Laser treatment for an enlarged prostate is among the latest urology services being offered to Morrison County residents through the surgery department of St. Gabriel’s Hospital.

Henri Lanctin, MD, urologist with Adult and Pediatric Urology in St. Cloud, sees patients at St. Gabriel’s Hospital every Monday and frequently schedules appointments on other days as needed to meet the urological needs of area residents.

“I see patients through the same day services department at St. Gabriel’s Hospital,” Dr. Lanctin said. “It’s a relationship I’m very much enjoying. Most of my Little Falls patients are referred by the physicians at the Family Medical Center and they have been very supportive and excellent to work with. The OR (operating room) staff are very professional and a great group to work with as well.”

Urology is a medical specialty offering a wide variety of services. Urologists perform surgery for bladder tumors, cancers and other diseases. They remove stones, perform circumcisions (most commonly on older patients), and also perform treatments for an enlarged prostate. The use of a laser is one of the latest techniques for treating an enlarged prostate.

“An enlarged prostate can be very effectively treated with an interstitial laser,” Dr. Lanctin said. The laser treatment, he noted, offers many benefits including a lower risk of developing complications and less recovery time, with patients frequently returning to their normal routines in as little as 24 to 48 hours.

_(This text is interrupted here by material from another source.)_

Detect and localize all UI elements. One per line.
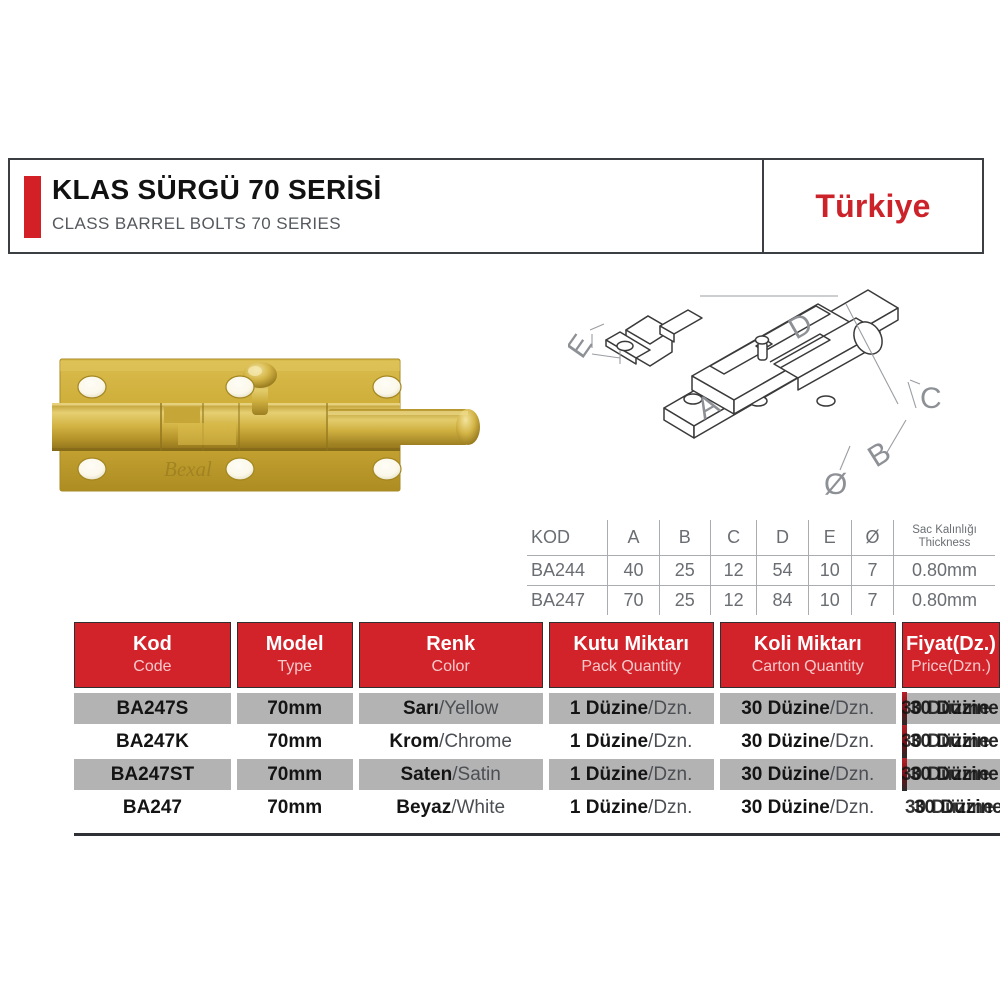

The more serious urological concern, Dr. Lanctin said, is prostate cancer. For men, it is number one in prevalence among all cancers and number two in cause of death. The usual lack of symptoms is the reason why both the American Cancer Society and American Urological Association have established prostate screening guidelines.

“We recommend that men age 50 and older have a PSA (Prostate Specific Antigen) blood test and digital rectal exam annually,” Dr. Lanctin said. “African-American males or people with a family history of prostate cancer should begin screening earlier, at age 40. A high level of PSA (normal is 0-4) is suggestive of prostate cancer, and a prostate cancer diagnosis is then confirmed through biopsy.”

According to Dr. Lanctin, a confirmed cancer is usually treated in one of three ways—with traditional cancer surgery, through external radiation or with seed implants. The seed implants method is a relatively new procedure involving the placement of 80-130 tiny metallic seeds into the affected areas of the prostate. It is minimally invasive and patients recover very rapidly, resuming full activity in a couple of days.

Finally, some prostate cancer cases are not treated. “We take a ‘watchful waiting’ approach for some patients who may have other major health concerns and/or their life expectancy is less than ten years,” he said.

Dr. Lanctin offered some final recommendations regarding the treatment of prostate cancer and other urological diseases.

“We have many options with respect to treating urology problems,” he said. “Patients need to discuss those options with their family physician or urologist to determine what’s best for them as individuals. Furthermore, most of the services they may require are available right here in Little Falls. I am very appreciative of the relationship I’m developing with area residents and with the local medical community. It makes me feel welcome and appreciated.”